Since $\frac{y - r}{2} > 0$, by the Archimedian Property, there exists $n \in \mathbb{N}$ such that $\frac{y - r}{2} > \frac{1}{n}$.
Then we have $x < r + \frac{\sqrt{2}}{n} < r + \frac{\sqrt{4}}{n} < y$.
Now we check that $s = r + \frac{\sqrt{2}}{n}$ is an irrational number sitting in $(x, y)$.
Solution 3:
The density of the irrationals follows from the density of the rationals and the existence of positive irrational numbers. Indeed, given an interval $(a,b)$, choose any positive irrational number $z$; for instance, choose $z = \sqrt2$. By the density of the rationals there is a rational number $x$ in the interval $(a/z, b/z)$ so that $zx$ lies in the interval $(a, b)$ and $zx$ is irrational since it is the product of an irrational number and a rational number.

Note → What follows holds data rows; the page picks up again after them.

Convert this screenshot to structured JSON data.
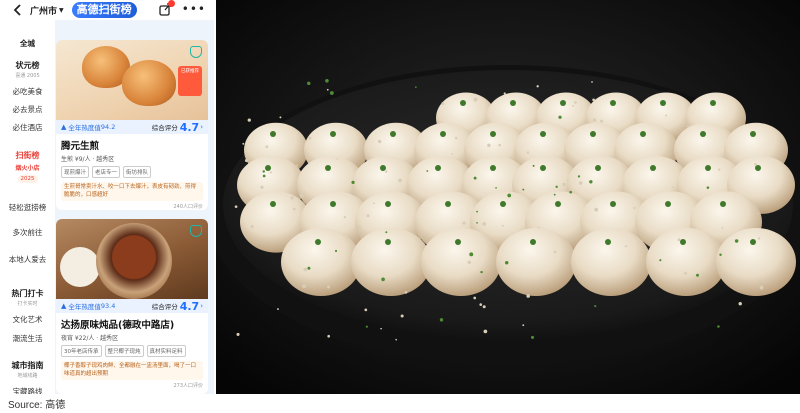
{
  "app": {
    "city": "广州市",
    "brand": "高德扫街榜"
  },
  "sidebar": {
    "scope": "全城",
    "items": [
      {
        "label": "状元榜",
        "sub": "喜通 2005"
      },
      {
        "label": "必吃美食"
      },
      {
        "label": "必去景点"
      },
      {
        "label": "必住酒店"
      },
      {
        "label": "扫街榜",
        "sub": "烟火小店",
        "pill": "2025"
      },
      {
        "label": "轻松逛捞榜"
      },
      {
        "label": "多次前往"
      },
      {
        "label": "本地人爱去"
      },
      {
        "label": "热门打卡",
        "sub": "打卡实时"
      },
      {
        "label": "文化艺术"
      },
      {
        "label": "潮流生活"
      },
      {
        "label": "城市指南",
        "sub": "地域线路"
      },
      {
        "label": "宝藏路线"
      }
    ]
  },
  "cards": [
    {
      "heat_label": "全年热度值",
      "heat_value": "94.2",
      "score_label": "综合评分",
      "score": "4.7",
      "title": "腾元生煎",
      "meta": "生煎 ¥9/人 · 越秀区",
      "tags": [
        "现煎爆汁",
        "老店专一",
        "街坊排队"
      ],
      "quote": "生煎哥常卖汁水、咬一口下去爆汁，表皮有韧劲、煎得脆脆的，口感超好",
      "reviews": "240人口评价",
      "promo": "已获推荐"
    },
    {
      "heat_label": "全年热度值",
      "heat_value": "93.4",
      "score_label": "综合评分",
      "score": "4.7",
      "title": "达扬原味炖品(德政中路店)",
      "meta": "夜宵 ¥22/人 · 越秀区",
      "tags": [
        "30年老店传承",
        "整只椰子现炖",
        "真材实料足料"
      ],
      "quote": "椰子香醇子现鸡肉鲜、全都融在一盅汤里面，喝了一口味道真的超出预期",
      "reviews": "273人口评价"
    }
  ],
  "caption": "Source:  高德",
  "colors": {
    "accent": "#1f6fff",
    "hot": "#e8413a",
    "quote_text": "#b8631c"
  },
  "icons": [
    "back-icon",
    "share-icon",
    "more-icon",
    "shield-icon",
    "flame-icon",
    "chevron-right-icon"
  ]
}
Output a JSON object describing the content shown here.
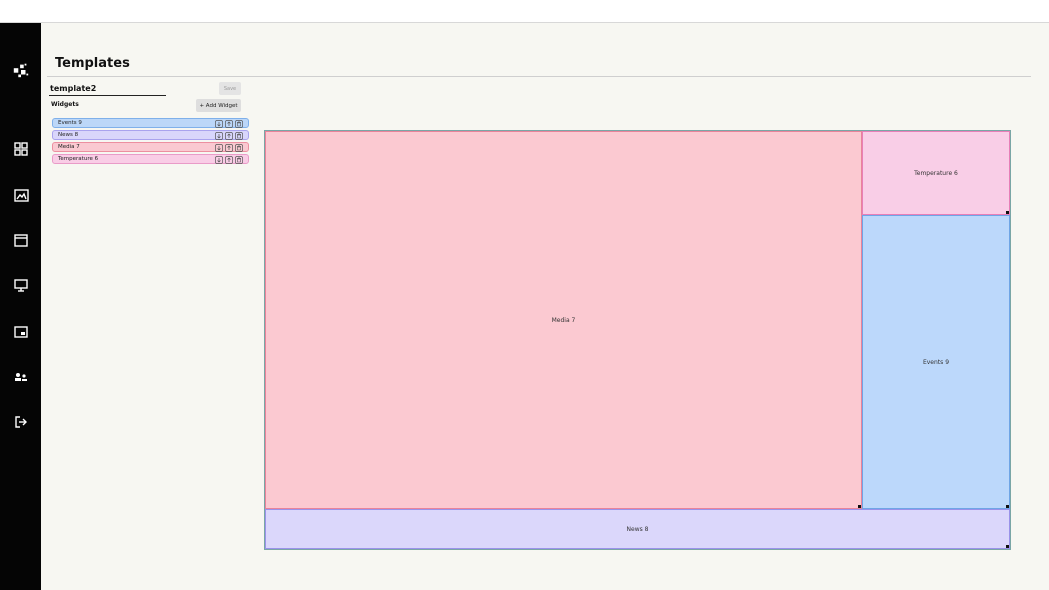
{
  "page": {
    "title": "Templates"
  },
  "template": {
    "name_value": "template2",
    "save_label": "Save"
  },
  "widgets_section": {
    "label": "Widgets",
    "add_label": "+ Add Widget",
    "items": [
      {
        "label": "Events 9",
        "color": "#bcd7f8",
        "border": "#7fb0ea"
      },
      {
        "label": "News 8",
        "color": "#d9d6fb",
        "border": "#a9a3ee"
      },
      {
        "label": "Media 7",
        "color": "#fac9d1",
        "border": "#ec8fa0"
      },
      {
        "label": "Temperature 6",
        "color": "#f9cde6",
        "border": "#e99bc8"
      }
    ]
  },
  "layout": {
    "regions": [
      {
        "label": "Media 7",
        "color": "#fbc9d1",
        "border": "#e9839a"
      },
      {
        "label": "Temperature 6",
        "color": "#f9cee7",
        "border": "#e87fb8"
      },
      {
        "label": "Events 9",
        "color": "#bcd8fb",
        "border": "#6fa5e6"
      },
      {
        "label": "News 8",
        "color": "#dbd7fb",
        "border": "#9a92ea"
      }
    ]
  },
  "sidebar": {
    "icons": [
      "logo-icon",
      "dashboard-icon",
      "images-icon",
      "calendar-icon",
      "display-icon",
      "widget-icon",
      "users-icon",
      "logout-icon"
    ]
  }
}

Source: ADVANCED CALCULUS by Patrick M. Fitzpatrick
Solution 4:
I find this way really easy to understand so I thought I would share it. I had come across it in the book Introduction to Real Analysis by William Trench.
Proof: Given that we know that rational numbers are dense in $\mathbb{R}$ . So $\exists$ $r_1 , r_2 \in \mathbb{Q}$ such that:
$x < r_1 < r_2 <y$
Remark: To find a number between $r_1$ and $r_2$ that is irrational, we need to come up with a small enough number that can we can add to $r_1$ that serves two purposes:
- Make it irrational
- Make sure the sum of this irrational number and $r_1$ is less than $r_2$
To undertand it better, think of this inequality: $\frac{r_2-r_1}{2} < \frac{r_2-r_1}{\sqrt2} < r_2 - r_1$
So, $\frac{r_2-r_1}{\sqrt2}$ is a number that we can add to $r_1$ to make it less than $r_2$ (it serves the two points outlined above).
Let $t = r_1 + \frac{r_2-r_1}{\sqrt2}$
Therefore $x < r_1 < t <r_2<y$
Note - you can further prove that $t$ is irrational by using the facts:
- The sum of an irrational and a rational number is irrational.
- The product of an irrational and a rational number is irrational.